Часть 44 из 88 В начало
Для доступа к библиотеке пройдите авторизацию
– Кажется, это я писала фантастику.
Однако, хотя я и посчитала слова Дарьи дикими выдумками, в них звучал отголосок правды. Например, теперь чиновники искали тех, кто добровольно согласится сесть в транспорт, увозящий людей из гетто, и взамен предлагали им еду. Одновременно с этим наш пищевой рацион был урезан, словно бы для того, чтобы убедить колеблющихся решиться. В конце концов, если принять слова Румковского за правду и расценить как возможность выбраться из этой адской дыры, заодно набив себе желудок, кто отказался бы от такого предложения?

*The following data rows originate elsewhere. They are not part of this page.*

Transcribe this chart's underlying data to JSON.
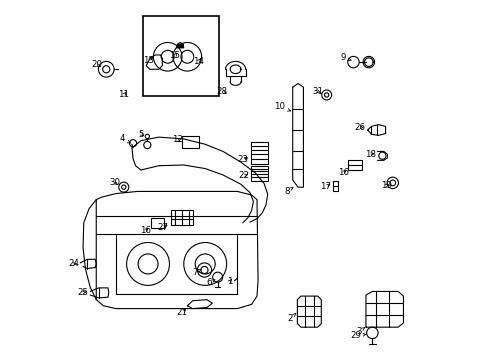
{
  "background_color": "#ffffff",
  "line_color": "#000000",
  "figsize": [
    4.89,
    3.6
  ],
  "dpi": 100
}
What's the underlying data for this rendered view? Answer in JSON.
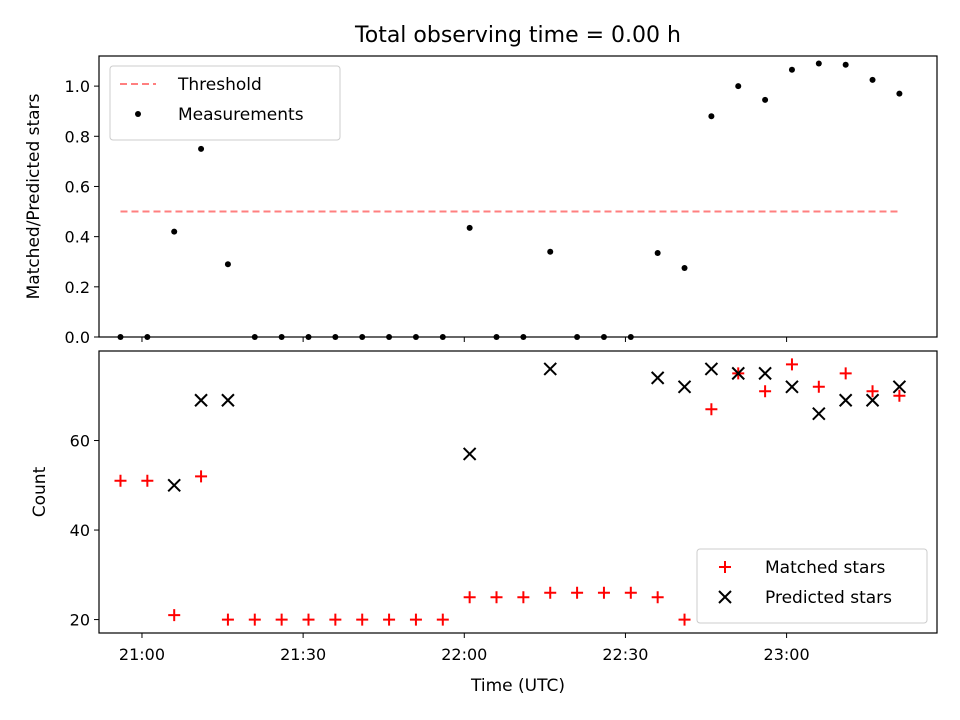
{
  "figure": {
    "title": "Total observing time = 0.00 h"
  },
  "chart_data": [
    {
      "type": "scatter",
      "title": "Total observing time = 0.00 h",
      "ylabel": "Matched/Predicted stars",
      "xlabel": "",
      "xlim": [
        "20:52",
        "23:28"
      ],
      "ylim": [
        0,
        1.12
      ],
      "yticks": [
        0.0,
        0.2,
        0.4,
        0.6,
        0.8,
        1.0
      ],
      "ytick_labels": [
        "0.0",
        "0.2",
        "0.4",
        "0.6",
        "0.8",
        "1.0"
      ],
      "xticks": [
        "21:00",
        "21:30",
        "22:00",
        "22:30",
        "23:00"
      ],
      "xtick_labels_visible": false,
      "legend_position": "top-left",
      "series": [
        {
          "name": "Threshold",
          "style": "dashed-line",
          "color": "#ff7f7f",
          "x": [
            "20:56",
            "23:21"
          ],
          "y": [
            0.5,
            0.5
          ]
        },
        {
          "name": "Measurements",
          "style": "dot",
          "color": "#000000",
          "x": [
            "20:56",
            "21:01",
            "21:06",
            "21:11",
            "21:16",
            "21:21",
            "21:26",
            "21:31",
            "21:36",
            "21:41",
            "21:46",
            "21:51",
            "21:56",
            "22:01",
            "22:06",
            "22:11",
            "22:16",
            "22:21",
            "22:26",
            "22:31",
            "22:36",
            "22:41",
            "22:46",
            "22:51",
            "22:56",
            "23:01",
            "23:06",
            "23:11",
            "23:16",
            "23:21"
          ],
          "y": [
            0.0,
            0.0,
            0.42,
            0.75,
            0.29,
            0.0,
            0.0,
            0.0,
            0.0,
            0.0,
            0.0,
            0.0,
            0.0,
            0.435,
            0.0,
            0.0,
            0.34,
            0.0,
            0.0,
            0.0,
            0.335,
            0.275,
            0.88,
            1.0,
            0.945,
            1.065,
            1.09,
            1.085,
            1.025,
            0.97
          ]
        }
      ]
    },
    {
      "type": "scatter",
      "title": "",
      "ylabel": "Count",
      "xlabel": "Time (UTC)",
      "xlim": [
        "20:52",
        "23:28"
      ],
      "ylim": [
        17,
        80
      ],
      "yticks": [
        20,
        40,
        60
      ],
      "ytick_labels": [
        "20",
        "40",
        "60"
      ],
      "xticks": [
        "21:00",
        "21:30",
        "22:00",
        "22:30",
        "23:00"
      ],
      "xtick_labels": [
        "21:00",
        "21:30",
        "22:00",
        "22:30",
        "23:00"
      ],
      "legend_position": "bottom-right",
      "series": [
        {
          "name": "Matched stars",
          "style": "plus",
          "color": "#ff0000",
          "x": [
            "20:56",
            "21:01",
            "21:06",
            "21:11",
            "21:16",
            "21:21",
            "21:26",
            "21:31",
            "21:36",
            "21:41",
            "21:46",
            "21:51",
            "21:56",
            "22:01",
            "22:06",
            "22:11",
            "22:16",
            "22:21",
            "22:26",
            "22:31",
            "22:36",
            "22:41",
            "22:46",
            "22:51",
            "22:56",
            "23:01",
            "23:06",
            "23:11",
            "23:16",
            "23:21"
          ],
          "y": [
            51,
            51,
            21,
            52,
            20,
            20,
            20,
            20,
            20,
            20,
            20,
            20,
            20,
            25,
            25,
            25,
            26,
            26,
            26,
            26,
            25,
            20,
            67,
            75,
            71,
            77,
            72,
            75,
            71,
            70
          ]
        },
        {
          "name": "Predicted stars",
          "style": "x",
          "color": "#000000",
          "x": [
            "21:06",
            "21:11",
            "21:16",
            "22:01",
            "22:16",
            "22:36",
            "22:41",
            "22:46",
            "22:51",
            "22:56",
            "23:01",
            "23:06",
            "23:11",
            "23:16",
            "23:21"
          ],
          "y": [
            50,
            69,
            69,
            57,
            76,
            74,
            72,
            76,
            75,
            75,
            72,
            66,
            69,
            69,
            72
          ]
        }
      ]
    }
  ]
}
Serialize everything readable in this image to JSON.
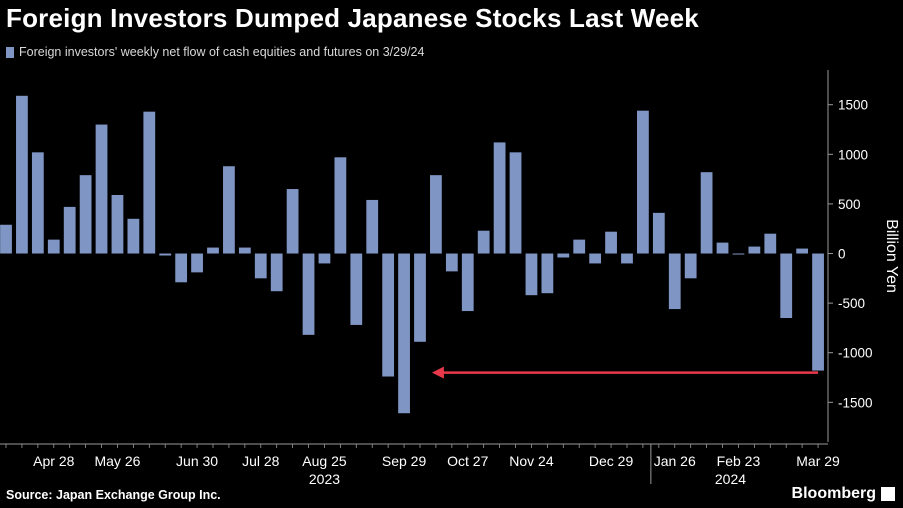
{
  "title": "Foreign Investors Dumped Japanese Stocks Last Week",
  "legend": "Foreign investors' weekly net flow of cash equities and futures on 3/29/24",
  "source": "Source: Japan Exchange Group Inc.",
  "brand": "Bloomberg",
  "colors": {
    "bar": "#7f95c3",
    "arrow": "#e8394b",
    "axis": "#9a9a9a",
    "background": "#000000"
  },
  "chart_data": {
    "type": "bar",
    "ylabel": "Billion Yen",
    "ylim": [
      -1900,
      1850
    ],
    "yticks": [
      1500,
      1000,
      500,
      0,
      -500,
      -1000,
      -1500
    ],
    "x_labels": [
      "Apr 28",
      "May 26",
      "Jun 30",
      "Jul 28",
      "Aug 25",
      "Sep 29",
      "Oct 27",
      "Nov 24",
      "Dec 29",
      "Jan 26",
      "Feb 23",
      "Mar 29"
    ],
    "x_label_bar_index": [
      3,
      7,
      12,
      16,
      20,
      25,
      29,
      33,
      38,
      42,
      46,
      51
    ],
    "year_labels": [
      {
        "text": "2023",
        "bar_index": 20
      },
      {
        "text": "2024",
        "bar_index": 45.5
      }
    ],
    "values": [
      290,
      1590,
      1020,
      140,
      470,
      790,
      1300,
      590,
      350,
      1430,
      -20,
      -290,
      -190,
      60,
      880,
      60,
      -250,
      -380,
      650,
      -820,
      -100,
      970,
      -720,
      540,
      -1240,
      -1610,
      -890,
      790,
      -180,
      -580,
      230,
      1120,
      1020,
      -420,
      -400,
      -40,
      140,
      -100,
      220,
      -100,
      1440,
      410,
      -560,
      -250,
      820,
      110,
      -10,
      70,
      200,
      -650,
      50,
      -1180
    ],
    "annotation": {
      "type": "arrow",
      "from_bar_index": 51,
      "to_bar_index": 27,
      "value": -1180
    }
  }
}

Но при этом было введено новое правило, согласно которому укрывательство людей, попавших в списки на депортацию, считалось преступлением. Или возьмем, к примеру, случай с рабби Вайсом, которому поручили отобрать триста человек из своей общины для отправки из гетто на ближайшем транспорте. Он отказался назвать хотя бы одно имя. Когда солдаты пришли арестовать его, то нашли раввина и его жену мертвыми. Они лежали на постели, крепко взявшись за руки. Мама сказала: «Это благословение, что они ушли вместе». Я не могла поверить: неужели она считает меня такой наивной и думает, что я поведусь на эти сказки?
К концу марта 1942 года в гетто не осталось ни одного человека, который не столкнулся бы с депортацией кого-то из родных или знакомых. В моем списке числились: кузина Ривка, тетка Дарьи, отец и мать Рубина, доктор, лечивший меня когда-то. Настало время Песаха, а с ним и пора бедствий, но никаким количеством ягнячьей крови было не спасти дом от трагедии. Казалось, искупление давала только человеческая кровь.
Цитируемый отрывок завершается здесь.